O governo, apesar de seu discurso de sustentabilidade, pelo visto não está nem um pouco preocupado com esse “pequeno” detalhe, pois o negócio é proteger a sempre privilegiada indústria automobilística e vender mais e mais carros, não importa se eles são poluentes ou não. Para ganhar votos, o governo quer dar um carro para cada brasileiro entupir as ruas e estradas cada vez mais engarrafadas, em vez de investir em transporte público eficiente.
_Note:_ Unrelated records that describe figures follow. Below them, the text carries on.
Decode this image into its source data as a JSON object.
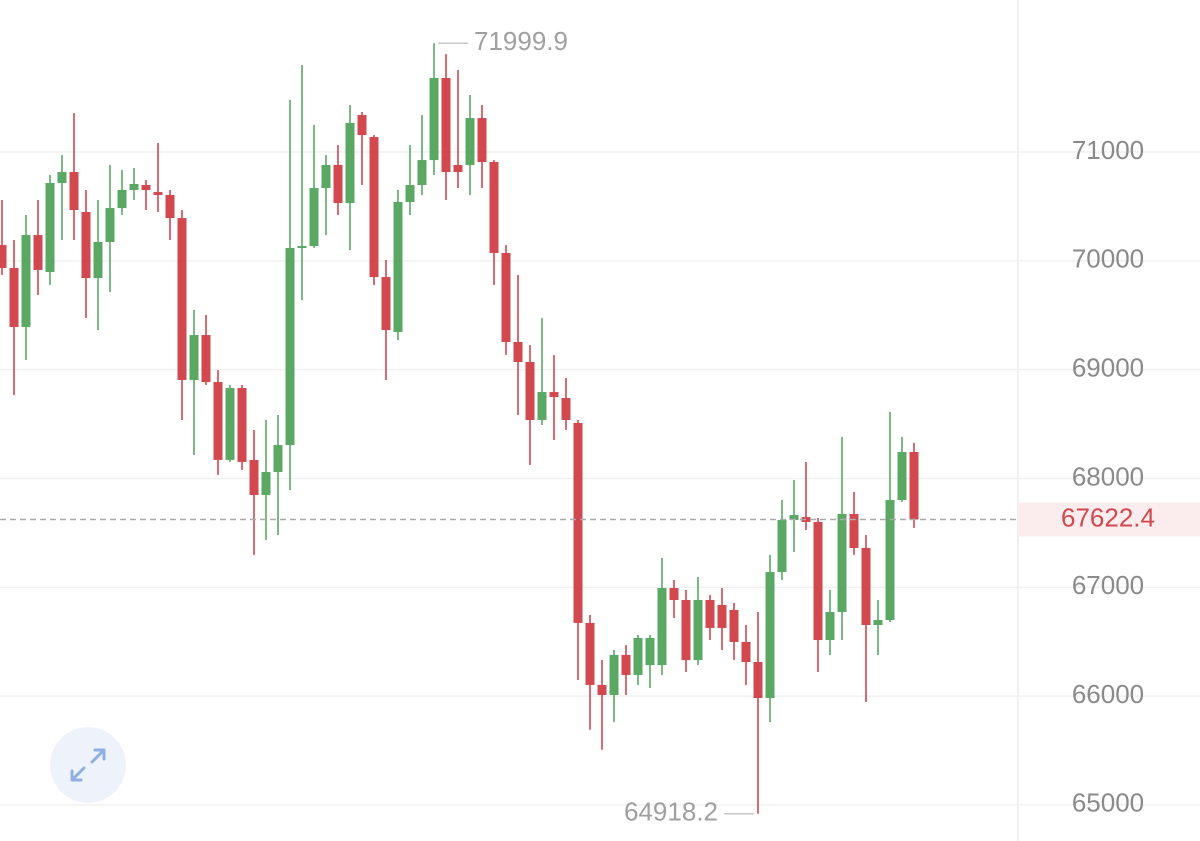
{
  "chart_data": {
    "type": "candlestick",
    "open": [
      70145,
      69934,
      69392,
      70237,
      69897,
      70715,
      70816,
      70449,
      69842,
      70173,
      70485,
      70651,
      70697,
      70632,
      70605,
      70393,
      68905,
      69318,
      68886,
      68170,
      68831,
      68170,
      67848,
      68059,
      68307,
      70118,
      70136,
      70669,
      70881,
      70531,
      71340,
      71138,
      69851,
      69346,
      70541,
      70697,
      70926,
      71680,
      70881,
      70881,
      71312,
      70908,
      70072,
      69254,
      69070,
      68537,
      68794,
      68739,
      68510,
      66672,
      66102,
      66010,
      66378,
      66194,
      66285,
      66285,
      66993,
      66883,
      66331,
      66883,
      66837,
      66791,
      66497,
      66313,
      65982,
      67140,
      67618,
      67645,
      67600,
      66515,
      66773,
      67673,
      67361,
      66653,
      66699,
      67802,
      68243
    ],
    "high": [
      70559,
      70191,
      70421,
      70559,
      70789,
      70972,
      71358,
      70651,
      70559,
      70881,
      70835,
      70853,
      70743,
      71083,
      70651,
      70467,
      69548,
      69502,
      68997,
      68859,
      68859,
      68446,
      68537,
      68583,
      71478,
      71800,
      71248,
      70972,
      71064,
      71432,
      71368,
      71156,
      70008,
      70651,
      71064,
      71340,
      71999.9,
      71900,
      71754,
      71524,
      71432,
      70926,
      70145,
      69870,
      69226,
      69474,
      69134,
      68923,
      68537,
      66745,
      66331,
      66424,
      66469,
      66561,
      66561,
      67269,
      67067,
      66975,
      67094,
      66929,
      66993,
      66856,
      66653,
      66773,
      67297,
      67802,
      67986,
      68152,
      67636,
      66975,
      68381,
      67876,
      67480,
      66883,
      68611,
      68381,
      68326
    ],
    "low": [
      69870,
      68767,
      69088,
      69686,
      69778,
      70191,
      70191,
      69474,
      69364,
      69713,
      70421,
      70559,
      70467,
      70449,
      70191,
      68537,
      68215,
      68859,
      68032,
      68152,
      68078,
      67297,
      67434,
      67480,
      67894,
      69640,
      70118,
      70237,
      70421,
      70099,
      70697,
      69778,
      68905,
      69272,
      70421,
      70605,
      70789,
      70559,
      70669,
      70605,
      70669,
      69778,
      69135,
      68583,
      68124,
      68491,
      68354,
      68446,
      66148,
      65690,
      65507,
      65762,
      66010,
      66102,
      66074,
      66194,
      66718,
      66221,
      66285,
      66515,
      66423,
      66331,
      66102,
      64918.2,
      65762,
      67067,
      67324,
      67526,
      66221,
      66377,
      66515,
      67297,
      65946,
      66377,
      66681,
      67784,
      67545
    ],
    "close": [
      69934,
      69392,
      70237,
      69916,
      70715,
      70816,
      70467,
      69842,
      70173,
      70485,
      70651,
      70706,
      70651,
      70605,
      70393,
      68905,
      69318,
      68886,
      68170,
      68831,
      68152,
      67848,
      68059,
      68307,
      70118,
      70136,
      70669,
      70881,
      70531,
      71267,
      71156,
      69851,
      69364,
      70541,
      70697,
      70926,
      71680,
      70816,
      70816,
      71312,
      70908,
      70072,
      69254,
      69070,
      68537,
      68794,
      68748,
      68537,
      66672,
      66102,
      66010,
      66378,
      66194,
      66534,
      66534,
      66993,
      66883,
      66331,
      66883,
      66626,
      66626,
      66497,
      66313,
      65982,
      67140,
      67618,
      67664,
      67600,
      66515,
      66773,
      67673,
      67361,
      66653,
      66699,
      67802,
      68243,
      67622.4
    ],
    "up_color": "#5aa864",
    "down_color": "#d2484f",
    "ylim": [
      64668,
      72397
    ],
    "yticks": [
      65000,
      66000,
      67000,
      68000,
      69000,
      70000,
      71000
    ],
    "grid": true
  }
}
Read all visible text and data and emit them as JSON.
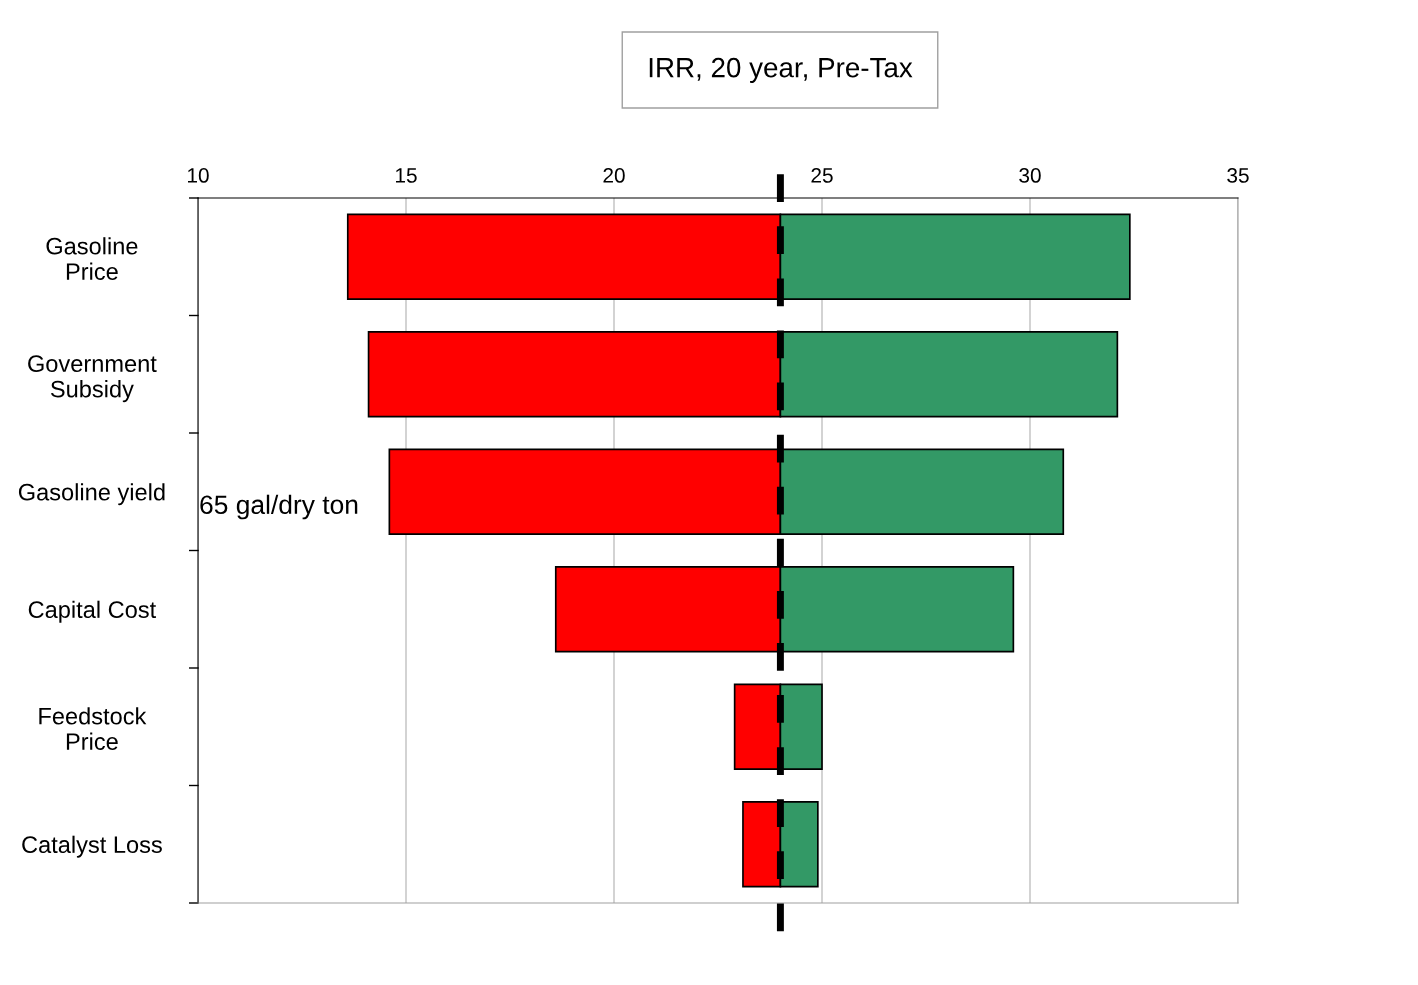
{
  "chart_data": {
    "type": "bar",
    "orientation": "horizontal",
    "title": "IRR, 20 year, Pre-Tax",
    "categories": [
      "Gasoline\nPrice",
      "Government\nSubsidy",
      "Gasoline yield",
      "Capital Cost",
      "Feedstock\nPrice",
      "Catalyst Loss"
    ],
    "series": [
      {
        "color": "#ff0000",
        "base": [
          13.6,
          14.1,
          14.6,
          18.6,
          22.9,
          23.1
        ],
        "values": [
          10.4,
          9.9,
          9.4,
          5.4,
          1.1,
          0.9
        ]
      },
      {
        "color": "#339966",
        "base": [
          24,
          24,
          24,
          24,
          24,
          24
        ],
        "values": [
          8.4,
          8.1,
          6.8,
          5.6,
          1.0,
          0.9
        ]
      }
    ],
    "xlim": [
      10,
      35
    ],
    "xticks": [
      10,
      15,
      20,
      25,
      30,
      35
    ],
    "grid": "x",
    "ref_lines": [
      {
        "axis": "x",
        "value": 24,
        "color": "#000000",
        "line_style": "dashed"
      }
    ],
    "annotations": [
      "65 gal/dry ton"
    ]
  }
}
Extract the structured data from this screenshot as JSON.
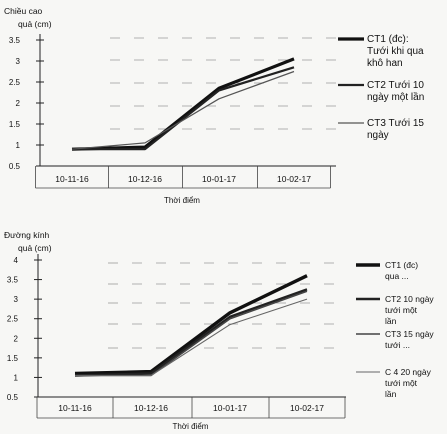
{
  "chart_data": [
    {
      "type": "line",
      "ylabel": "Chiều cao quả (cm)",
      "xlabel": "Thời điểm",
      "categories": [
        "10-11-16",
        "10-12-16",
        "10-01-17",
        "10-02-17"
      ],
      "yticks": [
        "3.5",
        "3",
        "2.5",
        "2",
        "1.5",
        "1",
        "0.5"
      ],
      "ylim": [
        0.5,
        3.5
      ],
      "series": [
        {
          "name": "CT1 (đc): Tưới khi qua khô han",
          "values": [
            0.9,
            0.95,
            2.35,
            3.05
          ]
        },
        {
          "name": "CT2  Tưới 10 ngày một lần",
          "values": [
            0.9,
            0.9,
            2.3,
            2.85
          ]
        },
        {
          "name": "CT3  Tưới 15 ngày",
          "values": [
            0.9,
            1.05,
            2.1,
            2.75
          ]
        }
      ],
      "legend": "right",
      "grid": true
    },
    {
      "type": "line",
      "ylabel": "Đường kính quả (cm)",
      "xlabel": "Thời điểm",
      "categories": [
        "10-11-16",
        "10-12-16",
        "10-01-17",
        "10-02-17"
      ],
      "yticks": [
        "4",
        "3.5",
        "3",
        "2.5",
        "2",
        "1.5",
        "1",
        "0.5"
      ],
      "ylim": [
        0.5,
        4
      ],
      "series": [
        {
          "name": "CT1 (đc) qua ...",
          "values": [
            1.1,
            1.15,
            2.65,
            3.6
          ]
        },
        {
          "name": "CT2  10 ngày tưới một lần",
          "values": [
            1.05,
            1.1,
            2.55,
            3.25
          ]
        },
        {
          "name": "CT3  15 ngày tưới ...",
          "values": [
            1.05,
            1.05,
            2.5,
            3.2
          ]
        },
        {
          "name": "C 4 20 ngày tưới một lần",
          "values": [
            1.05,
            1.05,
            2.35,
            3.0
          ]
        }
      ],
      "legend": "right",
      "grid": true
    }
  ]
}
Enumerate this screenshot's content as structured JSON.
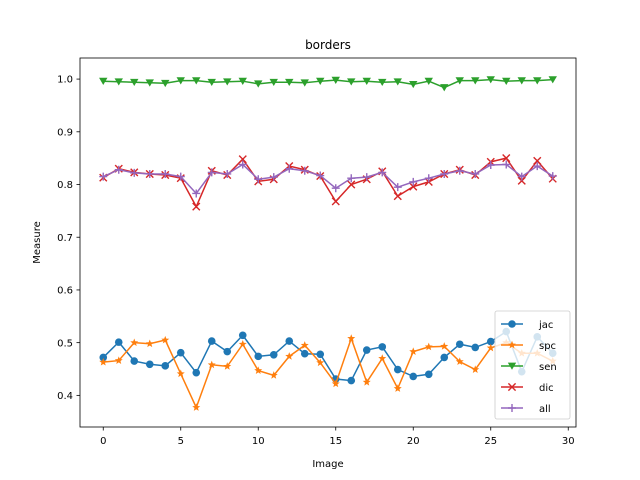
{
  "chart_data": {
    "type": "line",
    "title": "borders",
    "xlabel": "Image",
    "ylabel": "Measure",
    "xlim": [
      -1.5,
      30.5
    ],
    "ylim": [
      0.34,
      1.04
    ],
    "xticks": [
      0,
      5,
      10,
      15,
      20,
      25,
      30
    ],
    "yticks": [
      0.4,
      0.5,
      0.6,
      0.7,
      0.8,
      0.9,
      1.0
    ],
    "ytick_labels": [
      "0.4",
      "0.5",
      "0.6",
      "0.7",
      "0.8",
      "0.9",
      "1.0"
    ],
    "grid": false,
    "legend_position": "lower-right",
    "x": [
      0,
      1,
      2,
      3,
      4,
      5,
      6,
      7,
      8,
      9,
      10,
      11,
      12,
      13,
      14,
      15,
      16,
      17,
      18,
      19,
      20,
      21,
      22,
      23,
      24,
      25,
      26,
      27,
      28,
      29
    ],
    "series": [
      {
        "name": "jac",
        "color": "#1f77b4",
        "marker": "circle",
        "values": [
          0.472,
          0.501,
          0.465,
          0.459,
          0.456,
          0.481,
          0.443,
          0.503,
          0.483,
          0.514,
          0.474,
          0.477,
          0.503,
          0.479,
          0.478,
          0.431,
          0.428,
          0.486,
          0.492,
          0.449,
          0.436,
          0.44,
          0.472,
          0.497,
          0.491,
          0.502,
          0.521,
          0.445,
          0.511,
          0.48
        ]
      },
      {
        "name": "spc",
        "color": "#ff7f0e",
        "marker": "star",
        "values": [
          0.463,
          0.466,
          0.5,
          0.498,
          0.505,
          0.441,
          0.377,
          0.458,
          0.455,
          0.497,
          0.447,
          0.438,
          0.474,
          0.495,
          0.462,
          0.422,
          0.508,
          0.425,
          0.47,
          0.413,
          0.483,
          0.492,
          0.493,
          0.464,
          0.449,
          0.49,
          0.5,
          0.48,
          0.48,
          0.465
        ]
      },
      {
        "name": "sen",
        "color": "#2ca02c",
        "marker": "triangle-down",
        "values": [
          0.996,
          0.995,
          0.994,
          0.993,
          0.992,
          0.997,
          0.997,
          0.994,
          0.995,
          0.996,
          0.991,
          0.994,
          0.994,
          0.993,
          0.996,
          0.998,
          0.995,
          0.996,
          0.994,
          0.995,
          0.99,
          0.996,
          0.984,
          0.997,
          0.997,
          0.999,
          0.996,
          0.997,
          0.997,
          0.999
        ]
      },
      {
        "name": "dic",
        "color": "#d62728",
        "marker": "x",
        "values": [
          0.813,
          0.83,
          0.823,
          0.82,
          0.818,
          0.812,
          0.758,
          0.826,
          0.818,
          0.848,
          0.806,
          0.81,
          0.835,
          0.828,
          0.816,
          0.768,
          0.8,
          0.81,
          0.825,
          0.778,
          0.796,
          0.805,
          0.82,
          0.828,
          0.818,
          0.843,
          0.85,
          0.807,
          0.845,
          0.811
        ]
      },
      {
        "name": "all",
        "color": "#9467bd",
        "marker": "plus",
        "values": [
          0.815,
          0.828,
          0.822,
          0.82,
          0.82,
          0.815,
          0.783,
          0.823,
          0.82,
          0.838,
          0.81,
          0.814,
          0.83,
          0.826,
          0.817,
          0.793,
          0.812,
          0.814,
          0.823,
          0.795,
          0.805,
          0.812,
          0.82,
          0.826,
          0.82,
          0.837,
          0.838,
          0.815,
          0.835,
          0.816
        ]
      }
    ]
  }
}
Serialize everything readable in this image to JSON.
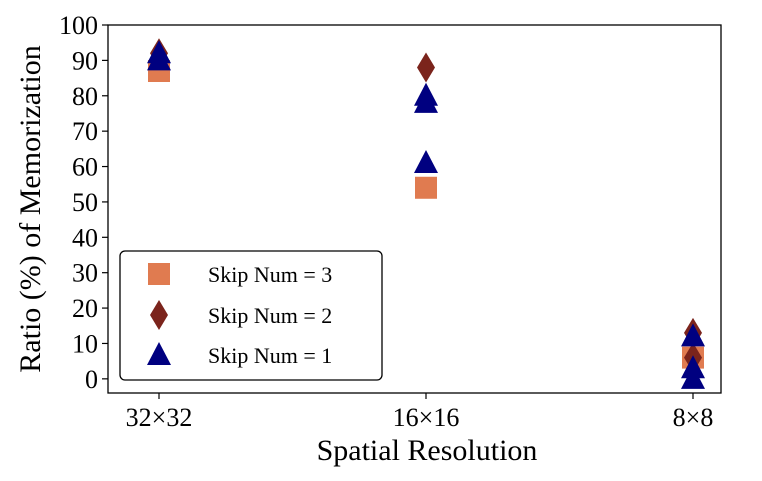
{
  "chart_data": {
    "type": "scatter",
    "xlabel": "Spatial Resolution",
    "ylabel": "Ratio (%) of Memorization",
    "categories": [
      "32×32",
      "16×16",
      "8×8"
    ],
    "ylim": [
      -4,
      100
    ],
    "yticks": [
      0,
      10,
      20,
      30,
      40,
      50,
      60,
      70,
      80,
      90,
      100
    ],
    "grid": false,
    "legend_position": "lower-left",
    "series": [
      {
        "name": "Skip Num = 3",
        "marker": "square",
        "color": "#E07B50",
        "points": [
          {
            "x": "32×32",
            "y": 87
          },
          {
            "x": "16×16",
            "y": 54
          },
          {
            "x": "8×8",
            "y": 6
          }
        ]
      },
      {
        "name": "Skip Num = 2",
        "marker": "diamond",
        "color": "#7B241C",
        "points": [
          {
            "x": "32×32",
            "y": 92
          },
          {
            "x": "16×16",
            "y": 88
          },
          {
            "x": "8×8",
            "y": 13
          },
          {
            "x": "8×8",
            "y": 6
          }
        ]
      },
      {
        "name": "Skip Num = 1",
        "marker": "triangle",
        "color": "#000080",
        "points": [
          {
            "x": "32×32",
            "y": 92
          },
          {
            "x": "32×32",
            "y": 90
          },
          {
            "x": "16×16",
            "y": 80
          },
          {
            "x": "16×16",
            "y": 78
          },
          {
            "x": "16×16",
            "y": 61
          },
          {
            "x": "8×8",
            "y": 12
          },
          {
            "x": "8×8",
            "y": 3
          },
          {
            "x": "8×8",
            "y": 0
          }
        ]
      }
    ]
  }
}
E para dar mais uma “ajudinha” à indústria automobilística, não obstante as suas margens de lucro serem três vezes maiores do que nos seus países de origem, o governo publicou no dia 21/05/12, com vigência até 31/08/12, o Decreto nº 7.725, que reduziu (em alguns casos zerou) drasticamente o IPI sobre os veículos. Como era previsto, a Associação Nacional dos Fabricantes de Veículos Automotores (Anfavea) fez mais um pedido, e o governo, sempre solícito com esse setor, não se fez de rogado e através do Decreto 7.796, de 30/08/12, prorrogou a redução do IPI até 31/10/12.
Não obstante, tal pacote de bondades ter um custo (desoneração) da ordem de R$ 400 milhões por mês, a senhora presidente da República resolveu dar um belo presente de Natal para a Anfavea e durante a cerimônia de abertura do27º Salão Internacional do Automóvel de São Paulo anunciou que a desoneração do IPI para veículos seria prorrogada até o dia 31de dezembro (Decreto nº 7.834, 31/10/12).
A justificativa da presidente foi que, “se nós suspendêssemos a desoneração, provavelmente as empresas iriam aumentar os preços e recolocar o IPI em novembro e dezembro. Nós queremos que os preços continuem baixos” (www.planalto.gov.br).
Tendo em vista a declaração da presidente, faço a seguinte pergunta: qual será o novo “pacote de bondades” para a indústria automobilística manter os preços baixos após 31/12/12, quando acabar a desoneração do IPI?
* Humberto Viana Guimarães, engenheiro civil e consultor, é formado pela Fundação Mineira de Educação e Cultura, com especialização em materiais explosivos, estruturas de concreto, geração de energia e saneamento.